XVIII Domingo del Tiempo Ordinario – Ciclo A – Mt. 14, 13-21
En aquel tiempo, al enterarse Jesús de la muerte de Juan el Bautista, subió a una barca y se dirigió a un lugar apartado y solitario. Al saberlo la gente, lo siguió por tierra desde los pueblos. Cuando Jesús desembarcó, vio aquella muchedumbre, se compadeció de ella y curó a los enfermos.
Como ya se hacía tarde, se acercaron sus discípulos a decirle: «Estamos en despoblado y empieza a oscurecer. Despide a la gente para que vayan a los caseríos y compren algo de comer». Pero Jesús les replicó: «No hace falta que vayan. Denles ustedes de comer». Ellos le contestaron: «No tenemos aquí más que cinco panes y dos pescados». Él les dijo: «Tráiganmelos».
Luego mandó que la gente se sentara sobre el pasto. Tomó los cinco panes y los dos pescados, y mirando al cielo, pronunció una bendición, partió los panes y se los dio a los discípulos para que los distribuyeran a la gente. Todos comieron hasta saciarse, y con los pedazos que habían sobrado, se llenaron doce canastos. Los que comieron eran unos cinco mil hombres, sin contar a las mujeres y a los niños. Palabra del Señor.

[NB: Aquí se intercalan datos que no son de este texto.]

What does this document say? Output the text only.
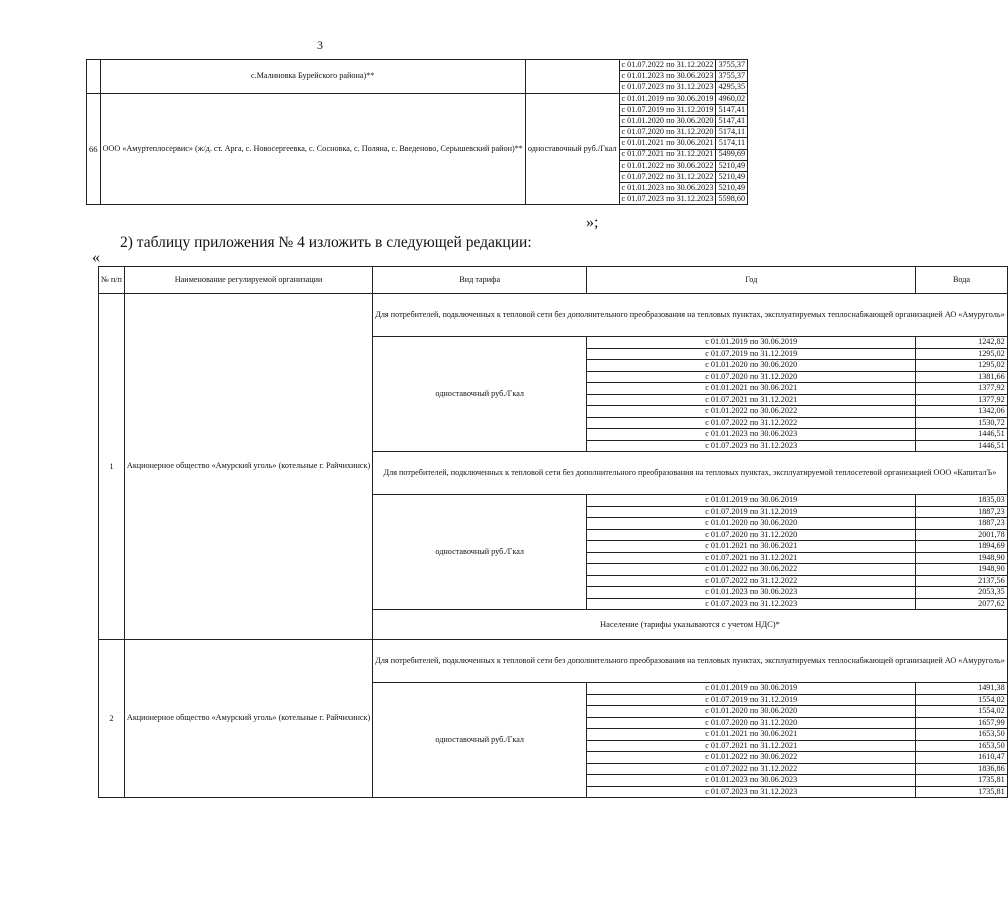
3
	с.Малиновка Бурейского района)**		с 01.07.2022 по 31.12.2022	3755,37
			с 01.01.2023 по 30.06.2023	3755,37
			с 01.07.2023 по 31.12.2023	4295,35
66	ООО «Амуртеплосервис» (ж/д. ст. Арга, с. Новосергеевка, с. Сосновка, с. Поляна, с. Введеново, Серышевский район)**	одноставочный руб./Гкал	с 01.01.2019 по 30.06.2019	4960,02
			с 01.07.2019 по 31.12.2019	5147,41
			с 01.01.2020 по 30.06.2020	5147,41
			с 01.07.2020 по 31.12.2020	5174,11
			с 01.01.2021 по 30.06.2021	5174,11
			с 01.07.2021 по 31.12.2021	5499,69
			с 01.01.2022 по 30.06.2022	5210,49
			с 01.07.2022 по 31.12.2022	5210,49
			с 01.01.2023 по 30.06.2023	5210,49
			с 01.07.2023 по 31.12.2023	5598,60
»;
2) таблицу приложения № 4 изложить в следующей редакции:
«
№ п/п	Наименование регулируемой организации	Вид тарифа	Год	Вода
1	Акционерное общество «Амурский уголь» (котельные г. Райчихинск)	Для потребителей, подключенных к тепловой сети без дополнительного преобразования на тепловых пунктах, эксплуатируемых теплоснабжающей организацией АО «Амуруголь»		
		одноставочный руб./Гкал	с 01.01.2019 по 30.06.2019	1242,82
			с 01.07.2019 по 31.12.2019	1295,02
			с 01.01.2020 по 30.06.2020	1295,02
			с 01.07.2020 по 31.12.2020	1381,66
			с 01.01.2021 по 30.06.2021	1377,92
			с 01.07.2021 по 31.12.2021	1377,92
			с 01.01.2022 по 30.06.2022	1342,06
			с 01.07.2022 по 31.12.2022	1530,72
			с 01.01.2023 по 30.06.2023	1446,51
			с 01.07.2023 по 31.12.2023	1446,51
		Для потребителей, подключенных к тепловой сети без дополнительного преобразования на тепловых пунктах, эксплуатируемой теплосетевой организацией ООО «КапиталЪ»		
		одноставочный руб./Гкал	с 01.01.2019 по 30.06.2019	1835,03
			с 01.07.2019 по 31.12.2019	1887,23
			с 01.01.2020 по 30.06.2020	1887,23
			с 01.07.2020 по 31.12.2020	2001,78
			с 01.01.2021 по 30.06.2021	1894,69
			с 01.07.2021 по 31.12.2021	1948,90
			с 01.01.2022 по 30.06.2022	1948,90
			с 01.07.2022 по 31.12.2022	2137,56
			с 01.01.2023 по 30.06.2023	2053,35
			с 01.07.2023 по 31.12.2023	2077,62
		Население (тарифы указываются с учетом НДС)*		
2	Акционерное общество «Амурский уголь» (котельные г. Райчихинск)	Для потребителей, подключенных к тепловой сети без дополнительного преобразования на тепловых пунктах, эксплуатируемых теплоснабжающей организацией АО «Амуруголь»		
		одноставочный руб./Гкал	с 01.01.2019 по 30.06.2019	1491,38
			с 01.07.2019 по 31.12.2019	1554,02
			с 01.01.2020 по 30.06.2020	1554,02
			с 01.07.2020 по 31.12.2020	1657,99
			с 01.01.2021 по 30.06.2021	1653,50
			с 01.07.2021 по 31.12.2021	1653,50
			с 01.01.2022 по 30.06.2022	1610,47
			с 01.07.2022 по 31.12.2022	1836,86
			с 01.01.2023 по 30.06.2023	1735,81
			с 01.07.2023 по 31.12.2023	1735,81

El rechazo de Jesús en su patria y la noticia de la muerte de Juan el Bautista impulsan a Jesús a retirarse junto a sus discípulos. Pero la gente lo sigue y él no puede permanecer insensible a todos estos que, sin comprender los misterios del Reino que trae Jesús, continúan buscándolo. La compasión y la clemencia de Jesús se manifiesta ante todos, a los que le rodean y llegan ante los necesitados. Él bien sabe que no solo alimenta el pan que multiplica, sino también la palabra que comparte, y todo ello para educar a sus discípulos, también a nosotros, en la actitud de compartir.
Jesús “sintió compasión de ellos”: es precisamente el mismo sentimiento que tuvo cuando envió a los discípulos a proclamar la proximidad del Reino. Es la compasión la que lleva a Jesús a enviar a sus discípulos a anunciar la llegada del Reino y la que ahora le impulsa a saciar las carencias de quienes le van siguiendo. Esta compasión que también en otros momentos remueve las entrañas de Jesús, revela la misericordia de su corazón, que es la misma que la de Dios. De aquí brota el don del pan.
El centro del relato no lo ocupan ni los discípulos ni la multitud que los rodea, sino Jesús. Él se ha dado cuenta de la necesidad de esa gente, ha tomado la iniciativa, ha invitado a sus discípulos a actuar y ha aceptado sus pocos panes y peces; Jesús quiere enseñar a sus discípulos y asociarlos aún más a su actividad: ellos deben darles de comer.
Jesús ora, bendice el pan y los peces, los parte y, a través de sus discípulos, los reparte. Los discípulos, que ya han anunciado el Reino con palabras y acciones, ahora son invitados a colaborar en la tarea de repartir el pan, sabiendo que no son ellos, sino Dios, la fuente de donde surge todo. El esquema que aquí se descubre nos recuerda ciertamente la celebración de la Sagrada Eucaristía.
A nuestro alrededor sigue habiendo mucha gente hambrienta y Jesús sigue siendo el único pan que sacia. Pero necesita de nosotros, discípulos suyos, como servidores e intermediarios; de nosotros misioneros, que no solo saciemos a los que se acercan sino que salgamos a buscar a las grandes multitudes que existen anónimas y que necesitan saciar su hambre y sed.
En este relato nos queda claro, como expresión de lo que es el Reino: el don de Dios y el compartir humano. Dios quiere que todos vivan y puedan alimentarse hasta saciarse. Pero esta voluntad se hace efectiva solamente a través de nuestro compartir. Por eso, la Eucaristía, celebración y expresión de lo que debe ser el nuevo pueblo de Dios o la comunidad cristiana, no es auténtica y se contradice a sí misma, si quienes participamos en ella no somos solidarios; si quienes decimos ser seguidores de Jesús no compartimos lo que tenemos.